Fragile X syndrome is an inherited condition and is linked to a problem with the X chromosome.
Boys are generally more severely affected than girls, probably because girls carry two X chromosomes - one of which is presumed to be normal.
The disorder causes a mental disability in about one in 4000 boys and one in 8000 girls.
Most boys will need extra help at school and may never be able to live on their own. Girls may have milder learning problems and many grow up to live independently.
Half of girls with the gene are not considered mentally disabled, but most have some learning problems.
Unaffected family members can pass the genetic mutation onto their own children or grandchildren, and in some cases the disorder has been passed on in families for many generations. In other circumstances the syndrome can skip several generations before it shows up again.
An estimated one in 250 women carry the fragile X premutation.
What are the symptoms?
Sometimes the disorder can go unrecognised until mid-childhood. However, the syndrome can be diagnosed by neonatal screening.
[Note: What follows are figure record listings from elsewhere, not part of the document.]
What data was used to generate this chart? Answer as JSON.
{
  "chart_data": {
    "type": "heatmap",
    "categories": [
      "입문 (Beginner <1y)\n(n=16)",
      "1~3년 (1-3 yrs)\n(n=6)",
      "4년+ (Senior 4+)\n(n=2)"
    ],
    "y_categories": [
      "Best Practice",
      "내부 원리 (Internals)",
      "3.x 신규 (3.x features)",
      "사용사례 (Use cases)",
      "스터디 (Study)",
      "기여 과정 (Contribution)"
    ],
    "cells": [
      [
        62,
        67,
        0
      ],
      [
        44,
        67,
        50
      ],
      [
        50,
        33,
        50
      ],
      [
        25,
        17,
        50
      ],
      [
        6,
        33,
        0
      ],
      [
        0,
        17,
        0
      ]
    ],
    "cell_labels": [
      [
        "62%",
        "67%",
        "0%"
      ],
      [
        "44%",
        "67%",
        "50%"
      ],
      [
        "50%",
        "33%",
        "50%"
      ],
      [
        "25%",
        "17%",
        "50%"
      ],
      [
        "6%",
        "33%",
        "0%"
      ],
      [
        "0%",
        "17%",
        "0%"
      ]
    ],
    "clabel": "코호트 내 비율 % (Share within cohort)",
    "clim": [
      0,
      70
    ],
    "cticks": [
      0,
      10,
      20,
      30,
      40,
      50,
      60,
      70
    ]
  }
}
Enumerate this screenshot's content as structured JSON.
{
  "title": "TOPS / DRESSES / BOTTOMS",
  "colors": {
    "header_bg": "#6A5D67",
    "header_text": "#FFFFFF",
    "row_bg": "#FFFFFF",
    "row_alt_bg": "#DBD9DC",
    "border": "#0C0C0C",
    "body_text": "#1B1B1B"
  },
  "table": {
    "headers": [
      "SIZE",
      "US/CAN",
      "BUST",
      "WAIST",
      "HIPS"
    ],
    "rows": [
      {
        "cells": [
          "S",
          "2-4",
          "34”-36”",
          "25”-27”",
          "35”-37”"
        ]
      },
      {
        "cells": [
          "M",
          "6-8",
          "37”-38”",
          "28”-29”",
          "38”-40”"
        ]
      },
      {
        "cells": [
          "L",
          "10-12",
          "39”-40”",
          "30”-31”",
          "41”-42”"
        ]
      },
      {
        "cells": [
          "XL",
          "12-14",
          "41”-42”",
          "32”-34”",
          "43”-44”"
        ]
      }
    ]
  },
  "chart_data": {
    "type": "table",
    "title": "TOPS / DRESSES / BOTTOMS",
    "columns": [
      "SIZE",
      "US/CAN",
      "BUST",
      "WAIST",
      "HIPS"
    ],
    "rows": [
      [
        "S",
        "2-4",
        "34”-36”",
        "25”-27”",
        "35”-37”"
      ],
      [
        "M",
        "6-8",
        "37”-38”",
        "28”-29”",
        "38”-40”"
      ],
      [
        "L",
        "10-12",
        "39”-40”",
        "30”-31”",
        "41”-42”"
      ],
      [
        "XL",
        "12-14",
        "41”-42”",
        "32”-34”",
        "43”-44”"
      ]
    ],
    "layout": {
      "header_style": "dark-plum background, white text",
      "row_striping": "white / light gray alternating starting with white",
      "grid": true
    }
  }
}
Most boys will show some level of mental retardation with an IQ of 60 or 70 (normal or "average" IQ is 100). An estimated 80 percent of affected boys and 35 percent of girls with the syndrome will have some degree of intellectual handicap.
Learning difficulties include slow learning, delayed speech, attention deficit disorder, and hyperactivity. Affected individuals may also show some form of autism and/or aggression.
Fragile X syndrome also has some physical characteristics that affect some individuals. Adult males may have a long face, large ears and large testicles.
Affected girls may have a thin face, and prominent ears.
Sufferers of both sexes may also have double-jointed fingers, flat feet and a heart murmur.
What can be done to help?
There is no cure for fragile X syndrome, but special education is available to help affected children.
Various forms of therapy can help including speech and occupational therapy.
Educational programmes should be developed to meet the individual's strengths and weaknesses. The child's behavioural problems and physical needs must also be addressed.
Medication can also be used in some cases to control hyperactivity, aggression, and/or depression.
There is concern that information about the syndrome is not being passed down to new generations due to the disorder sometimes skipping several generations.
A new screening system to test girls at college or during ante-natal testing, or testing boys at birth is now being advocated to identify carriers earlier and enable them to make informed family planning decisions.
An Australian programme offering genetic testing to families affected by the syndrome has resulted in a reduction in the fragile X syndrome from 2.5 to 1 in 10,000 in the past 10 years.
It is possible to screen for the syndrome while pregnant with the use of amniocentesis or chorionic villus sampling (CVS) and decide whether to continue with the pregnancy.
All couples with a family history of the disorder should seek genetic counselling prior to having children, and undergo screening during pregnancy.